Selama konfirmasi sidang senat untuk sekretaris negara, Rex Tillerson telah memicu kontroversi dengan membandingkan bangunan pulau dan penyebaran aset militer Cina ke aneksasi Krimea oleh Rusia 2014 dan menyarankan akses Cina ke pulau-pulau seharusnya tidak diperbolehkan.
Menteri Pertahanan James Mattis, bagaimanapun, telah menekankan pentingnya diplomasi untuk dalam menyelesaikan sengketa di Laut China Selatan bukan manuver militer.
Para pejabat Angkatan Laut AS mengatakan hari Jumat Carl Vinson patroli perairan di suatu tempat antara pulau paling selatan Cina Hainan dan Scarborough Shoal off Filipina barat laut. Cina merebut kawasan pada 2012 setelah ketegangan dengan kapal pemerintah Filipina, namun para pejabat Angkatan Laut AS mengatakan tidak ada insiden yang terjadi dalam 2 minggu berlayar di perairan yang sibuk.

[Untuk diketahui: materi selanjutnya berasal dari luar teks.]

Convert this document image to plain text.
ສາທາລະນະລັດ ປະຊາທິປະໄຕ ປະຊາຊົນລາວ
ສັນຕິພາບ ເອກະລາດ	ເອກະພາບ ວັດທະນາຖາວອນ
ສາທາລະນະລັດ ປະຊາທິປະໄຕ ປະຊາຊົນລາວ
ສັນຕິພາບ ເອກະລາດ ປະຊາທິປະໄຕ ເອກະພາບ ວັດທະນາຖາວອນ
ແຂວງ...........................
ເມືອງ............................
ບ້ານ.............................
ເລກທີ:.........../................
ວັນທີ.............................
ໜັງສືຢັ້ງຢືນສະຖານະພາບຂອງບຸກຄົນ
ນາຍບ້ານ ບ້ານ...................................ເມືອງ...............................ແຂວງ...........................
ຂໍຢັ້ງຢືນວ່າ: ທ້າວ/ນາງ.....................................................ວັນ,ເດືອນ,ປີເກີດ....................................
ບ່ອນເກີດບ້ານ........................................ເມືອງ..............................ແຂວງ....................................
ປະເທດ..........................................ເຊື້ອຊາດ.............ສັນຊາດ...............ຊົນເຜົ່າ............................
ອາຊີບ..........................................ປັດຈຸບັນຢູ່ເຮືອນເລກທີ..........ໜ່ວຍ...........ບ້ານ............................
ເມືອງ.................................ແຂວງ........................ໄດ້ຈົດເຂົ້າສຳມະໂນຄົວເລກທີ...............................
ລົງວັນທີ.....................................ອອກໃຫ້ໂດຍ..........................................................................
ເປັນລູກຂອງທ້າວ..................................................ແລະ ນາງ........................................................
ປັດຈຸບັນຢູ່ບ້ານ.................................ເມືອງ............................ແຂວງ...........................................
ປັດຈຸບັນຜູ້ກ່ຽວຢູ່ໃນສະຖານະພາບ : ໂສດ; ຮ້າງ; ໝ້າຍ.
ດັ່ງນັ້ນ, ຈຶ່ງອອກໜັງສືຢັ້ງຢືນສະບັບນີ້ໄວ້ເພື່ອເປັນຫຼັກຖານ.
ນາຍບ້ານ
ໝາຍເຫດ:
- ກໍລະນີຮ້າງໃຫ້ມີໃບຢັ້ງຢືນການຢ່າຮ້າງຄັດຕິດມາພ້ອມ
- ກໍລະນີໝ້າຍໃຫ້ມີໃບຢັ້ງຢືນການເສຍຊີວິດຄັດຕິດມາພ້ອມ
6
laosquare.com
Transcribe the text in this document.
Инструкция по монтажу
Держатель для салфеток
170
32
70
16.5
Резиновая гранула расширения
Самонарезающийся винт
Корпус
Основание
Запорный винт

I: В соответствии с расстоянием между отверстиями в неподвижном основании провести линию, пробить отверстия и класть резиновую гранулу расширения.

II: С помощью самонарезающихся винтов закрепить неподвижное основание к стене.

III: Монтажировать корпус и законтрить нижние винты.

"Saya akan mengatakan semua orang yang kami temui sejauh ini telah bertindak profesional seperti yang kita harapkan mereka akan melakukan sesuai dengan aturan internasional, standar, norma dan hukum," kata Kilby.
Cina, Filipina, Vietnam, Taiwan, Malaysia dan Brunei telah lama memperebutkan kepemilikan Laut Cina Selatan, yang melintasi salah satu jalur laut tersibuk di dunia dan diyakini memiliki deposito besar minyak dan gas.